Punk meets electroclash is the essence of the Ju Ju Babies sound but that so woefully understates it that its use is almost superfluous. Even their potentially heretical cover of Donna Summer's seminal I Feel Love (whilst the vocals were certainly not those of a diva) audaciously pulled off its odd blend of taste, class and sleaze. By the end of the set when the gimp was drinking the sweat that had accumulated during the frenzied performance from his plastic bag (hmm, nice...) we'd realised we had witnessed something very special. Watch the name closely - these could be huge.

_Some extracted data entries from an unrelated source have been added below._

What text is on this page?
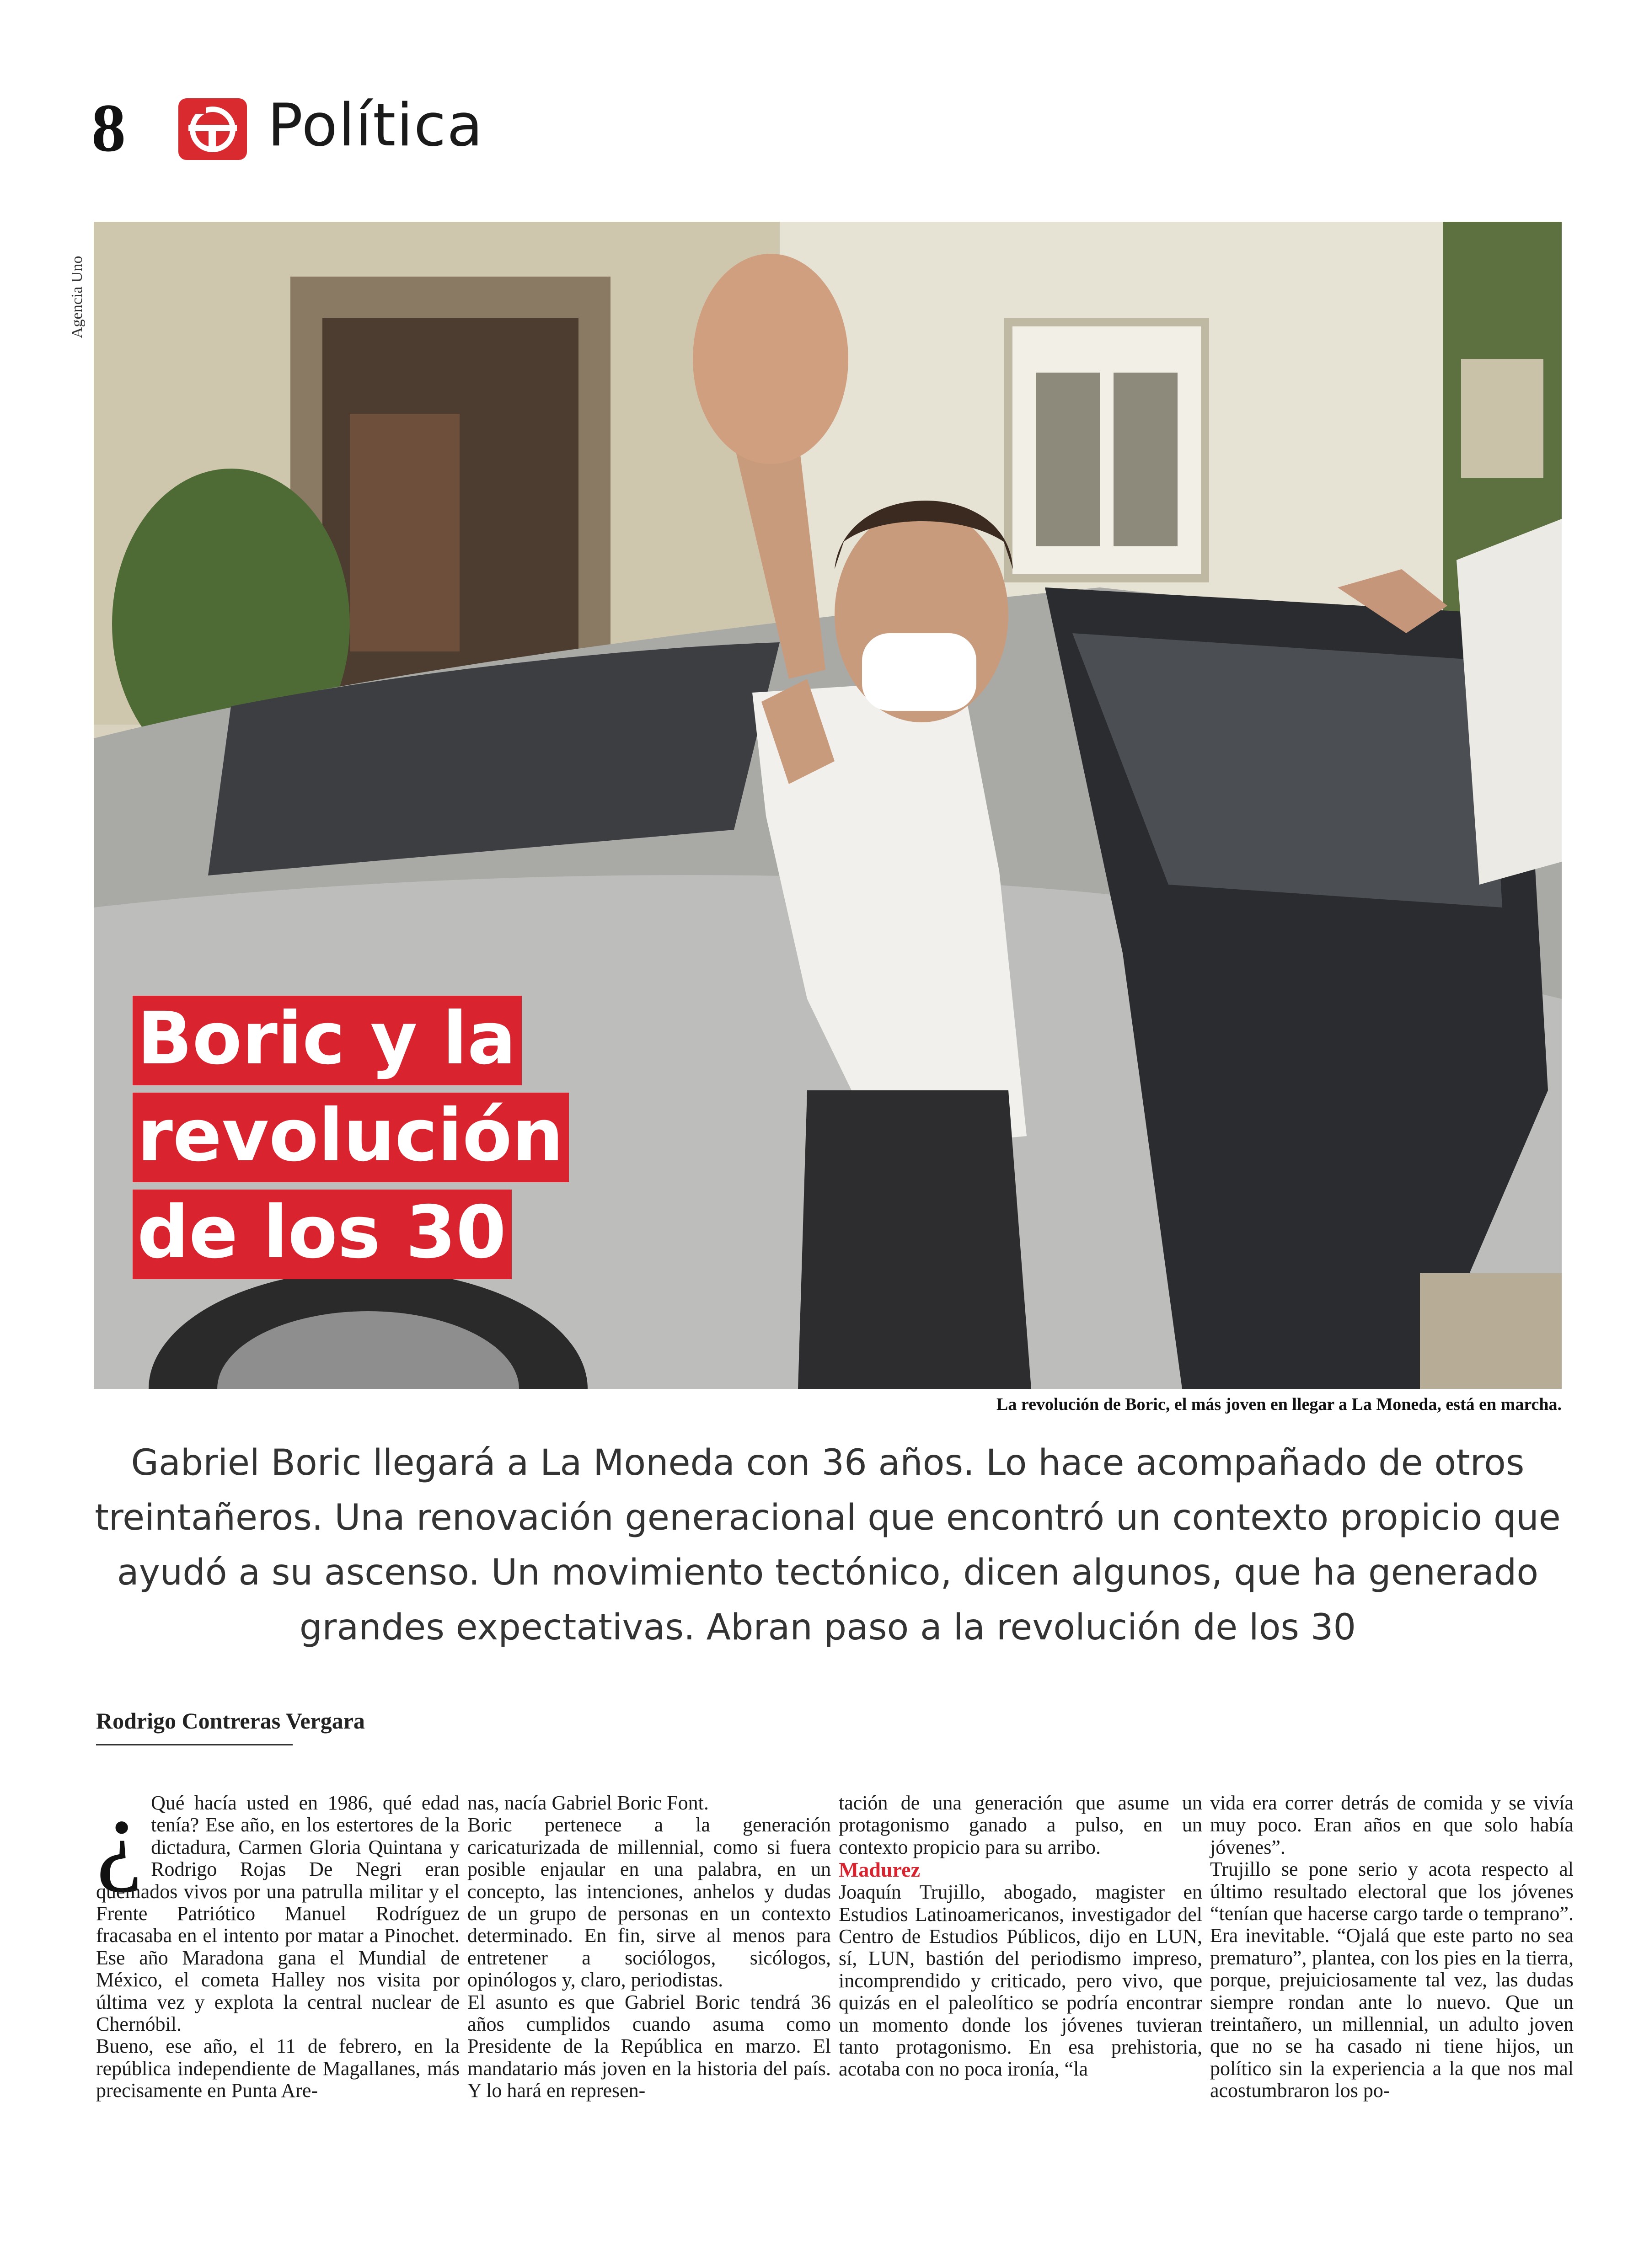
8 Política
Agencia Uno
Boric y la
revolución
de los 30
La revolución de Boric, el más joven en llegar a La Moneda, está en marcha.
Gabriel Boric llegará a La Moneda con 36 años. Lo hace acompañado de otros treintañeros. Una renovación generacional que encontró un contexto propicio que ayudó a su ascenso. Un movimiento tectónico, dicen algunos, que ha generado grandes expectativas. Abran paso a la revolución de los 30
Rodrigo Contreras Vergara
¿ Qué hacía usted en 1986, qué edad tenía? Ese año, en los estertores de la dictadura, Carmen Gloria Quintana y Rodrigo Rojas De Negri eran quemados vivos por una patrulla militar y el Frente Patriótico Manuel Rodríguez fracasaba en el intento por matar a Pinochet. Ese año Maradona gana el Mundial de México, el cometa Halley nos visita por última vez y explota la central nuclear de Chernóbil.

Bueno, ese año, el 11 de febrero, en la república independiente de Magallanes, más precisamente en Punta Are-

nas, nacía Gabriel Boric Font.

Boric pertenece a la generación caricaturizada de millennial, como si fuera posible enjaular en una palabra, en un concepto, las intenciones, anhelos y dudas de un grupo de personas en un contexto determinado. En fin, sirve al menos para entretener a sociólogos, sicólogos, opinólogos y, claro, periodistas.

El asunto es que Gabriel Boric tendrá 36 años cumplidos cuando asuma como Presidente de la República en marzo. El mandatario más joven en la historia del país. Y lo hará en represen-

tación de una generación que asume un protagonismo ganado a pulso, en un contexto propicio para su arribo.

Madurez

Joaquín Trujillo, abogado, magister en Estudios Latinoamericanos, investigador del Centro de Estudios Públicos, dijo en LUN, sí, LUN, bastión del periodismo impreso, incomprendido y criticado, pero vivo, que quizás en el paleolítico se podría encontrar un momento donde los jóvenes tuvieran tanto protagonismo. En esa prehistoria, acotaba con no poca ironía, “la

vida era correr detrás de comida y se vivía muy poco. Eran años en que solo había jóvenes”.

Trujillo se pone serio y acota respecto al último resultado electoral que los jóvenes “tenían que hacerse cargo tarde o temprano”. Era inevitable. “Ojalá que este parto no sea prematuro”, plantea, con los pies en la tierra, porque, prejuiciosamente tal vez, las dudas siempre rondan ante lo nuevo. Que un treintañero, un millennial, un adulto joven que no se ha casado ni tiene hijos, un político sin la experiencia a la que nos mal acostumbraron los po-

Continuing with the retro/contemporary punk ethic, but demonstrated here with suited sartorial styling, Snail were perhaps the band we were most curious to hear. Including former members of Siouxsie and the Banshees, Robyn Hitchcock and Specimen, Snail skillfully used a classic three piece line up of guitar, bass and drums. Perfectly demonstrating their more subtle approach, the smart jacket warn by the bassist was, when he turned around, revealed to be an unexpected 'football shirt' with the name of Japanese footballer "Inamoto" (who plays in England for Fulham) and the number "7" emblazoned on the back.

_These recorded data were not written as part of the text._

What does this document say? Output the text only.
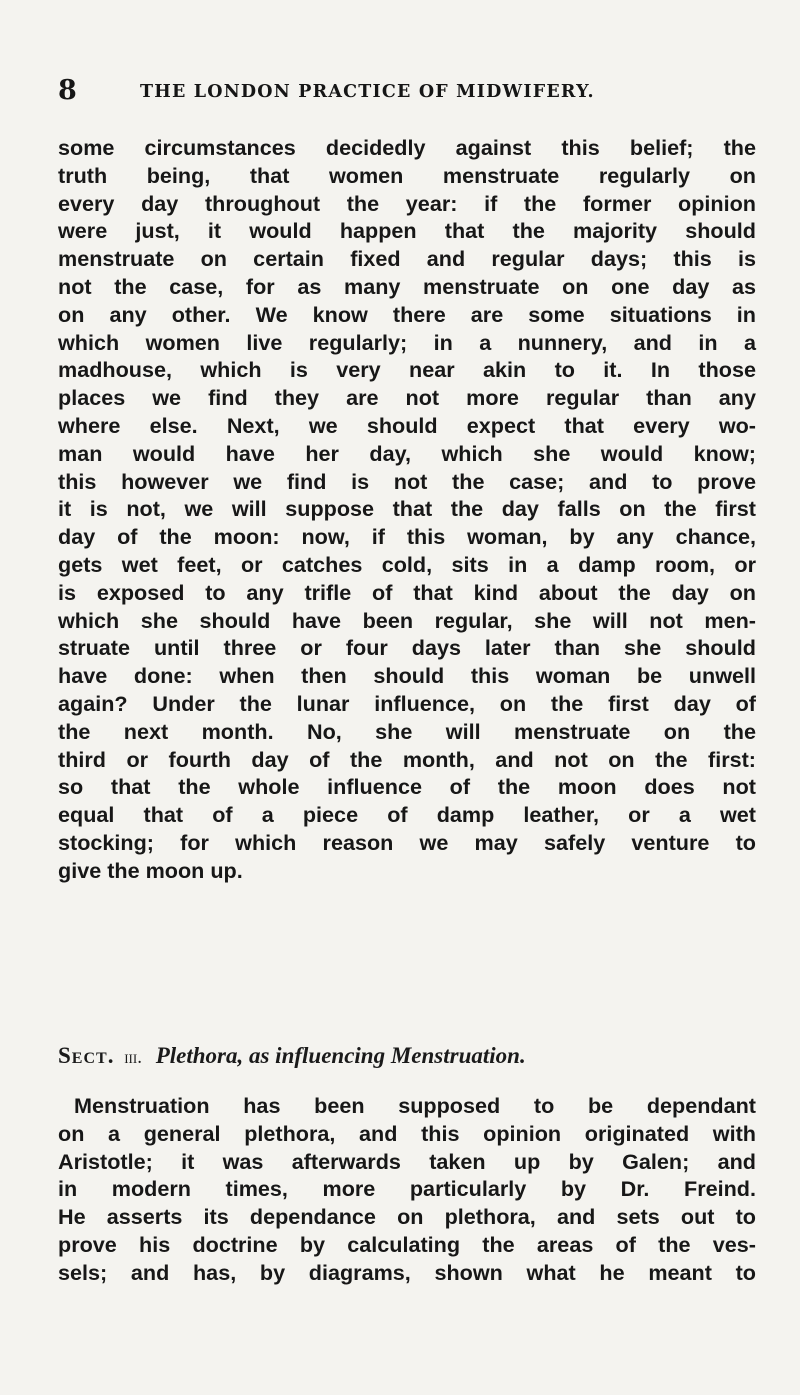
8	THE LONDON PRACTICE OF MIDWIFERY.
some circumstances decidedly against this belief; the
truth being, that women menstruate regularly on
every day throughout the year: if the former opinion
were just, it would happen that the majority should
menstruate on certain fixed and regular days; this is
not the case, for as many menstruate on one day as
on any other. We know there are some situations in
which women live regularly; in a nunnery, and in a
madhouse, which is very near akin to it. In those
places we find they are not more regular than any
where else. Next, we should expect that every wo-
man would have her day, which she would know;
this however we find is not the case; and to prove
it is not, we will suppose that the day falls on the first
day of the moon: now, if this woman, by any chance,
gets wet feet, or catches cold, sits in a damp room, or
is exposed to any trifle of that kind about the day on
which she should have been regular, she will not men-
struate until three or four days later than she should
have done: when then should this woman be unwell
again? Under the lunar influence, on the first day of
the next month. No, she will menstruate on the
third or fourth day of the month, and not on the first:
so that the whole influence of the moon does not
equal that of a piece of damp leather, or a wet
stocking; for which reason we may safely venture to
give the moon up.
Sect. iii. Plethora, as influencing Menstruation.
Menstruation has been supposed to be dependant
on a general plethora, and this opinion originated with
Aristotle; it was afterwards taken up by Galen; and
in modern times, more particularly by Dr. Freind.
He asserts its dependance on plethora, and sets out to
prove his doctrine by calculating the areas of the ves-
sels; and has, by diagrams, shown what he meant to
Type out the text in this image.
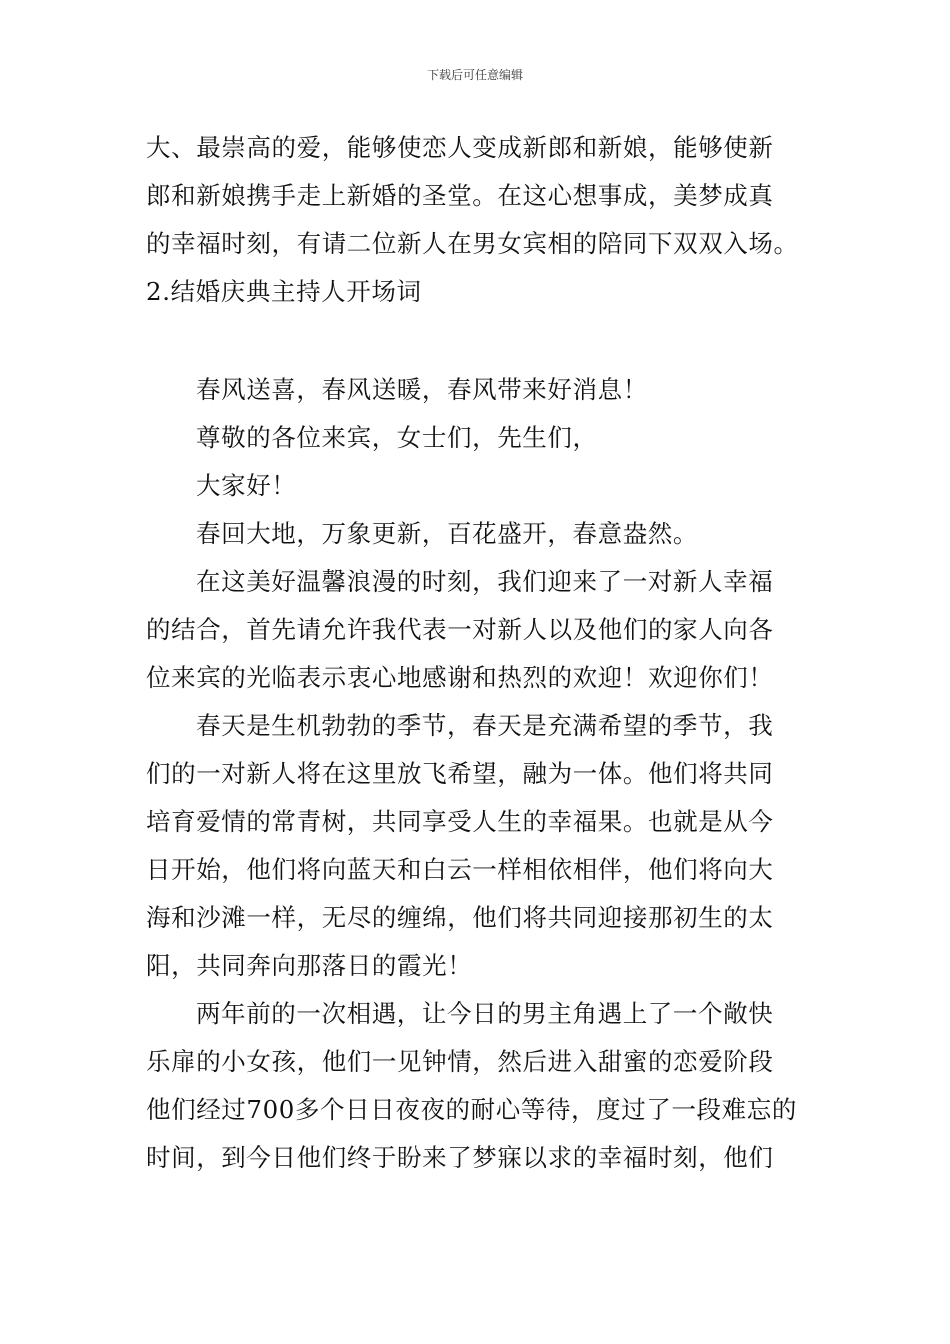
下载后可任意编辑
大、最崇高的爱，能够使恋人变成新郎和新娘，能够使新
郎和新娘携手走上新婚的圣堂。在这心想事成，美梦成真
的幸福时刻，有请二位新人在男女宾相的陪同下双双入场。
2.结婚庆典主持人开场词
春风送喜，春风送暖，春风带来好消息！
尊敬的各位来宾，女士们，先生们，
大家好！
春回大地，万象更新，百花盛开，春意盎然。
在这美好温馨浪漫的时刻，我们迎来了一对新人幸福
的结合，首先请允许我代表一对新人以及他们的家人向各
位来宾的光临表示衷心地感谢和热烈的欢迎！欢迎你们！
春天是生机勃勃的季节，春天是充满希望的季节，我
们的一对新人将在这里放飞希望，融为一体。他们将共同
培育爱情的常青树，共同享受人生的幸福果。也就是从今
日开始，他们将向蓝天和白云一样相依相伴，他们将向大
海和沙滩一样，无尽的缠绵，他们将共同迎接那初生的太
阳，共同奔向那落日的霞光！
两年前的一次相遇，让今日的男主角遇上了一个敞快
乐扉的小女孩，他们一见钟情，然后进入甜蜜的恋爱阶段
他们经过700多个日日夜夜的耐心等待，度过了一段难忘的
时间，到今日他们终于盼来了梦寐以求的幸福时刻，他们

The set included an excellent cover of The Beastie Boys' Right to Party, a song called Apocalypse Now - which sounded just as you'd imagine, and a song sung in Chinese. It may have been a reaction as a result of having just watched Ju Ju Babies, but after a while Snail seemed to loose their distinctive edge, preferring it seemed to indulge their undoubted talents in extended and entirely uninteresting guitar solos. Nevertheless, another outfit worth keep an eye or ear out for.
Finally, Mechanical Cabaret were on. Awkwardly for them, with two support bands being a) mightily impressive (Ju Ju Babies) and b) accomplished professional musicians (Snail), they had a tough challenge on their hands. Sadly, this was beyond their means despite some improved but still retro hardware (OB12 and EMU Emax II sampler) and some new songs. Give It To Me was part of the new material and good it was too. The band's version of Fad Gadget's I Discover Love (originally recorded by MC for a Gadget tribute album that Mute was working on shortly before Gadget's untimely demise) is a well chosen and well executed cover. But compared both to previous gigs and tonight's competition, I think it's fair to say this wasn't one of MC's finest performances.